ARRRRGGGGHHHHH! WHAT COURSE SHOULD I DO AND WHAT UNIVERSITY SHOULD I GO TO?!
I love science so much. i love studying biomedical science but i don’t know where i want to branch off to yet…
all i know is my brain is my ticket to a better life.
Deactivated my facebook account for a little while so i can get to grips with time management for studying. my aim is to return to it this time next week i know it sounds like a really short amount of time but it’s all i need.
I feel facebook takes up too much of my time but on the other hand what else will i be doing?
i study to get the best from my education… yet as i answer science based questions in a science based classroom i am mocked for my science based knowledge.
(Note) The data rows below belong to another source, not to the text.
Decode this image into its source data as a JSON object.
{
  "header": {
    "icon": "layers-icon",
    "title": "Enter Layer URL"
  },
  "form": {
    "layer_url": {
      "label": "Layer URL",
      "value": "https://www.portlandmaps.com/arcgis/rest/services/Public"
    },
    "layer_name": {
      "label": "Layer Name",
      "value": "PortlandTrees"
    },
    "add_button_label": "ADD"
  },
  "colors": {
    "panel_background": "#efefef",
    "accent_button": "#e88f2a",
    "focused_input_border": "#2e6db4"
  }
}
i’ve not posted on this for so long.
well that’s gunna change. since the last time i posted on the 30th April, 2011:
- managed to get myself a job in retail. a little guys clothes shop called officers club with a pretty nice team, when i say “little guys” i mean it’s a small shop not that it is for small dudes… it can be for small dudes, we’ve started doing XS and winter is coming so i’m guessing we’ll get scarfs and scarfs fit everyone… aye steph, shut up. :)
- witnessed my beautiful best friend become a mother. welcome to the world little haleigh hume.
- i finished my NQ BIOMEDICAL SCIENCE and i’m now tackling HNC BIOMEDICAL SCIENCE.
wow, that’s pretty awesome.
sorry, i love you, i promise… words that should mean so much and only be said when you mean it but folk are shit sometimes.
i hold grudges but i’m not nasty about it. it just bubbles below the surface and i forget about it eventually and still believe the best in everyone.
it’s just sleepy steph.
i’ve ran out of things to post on here.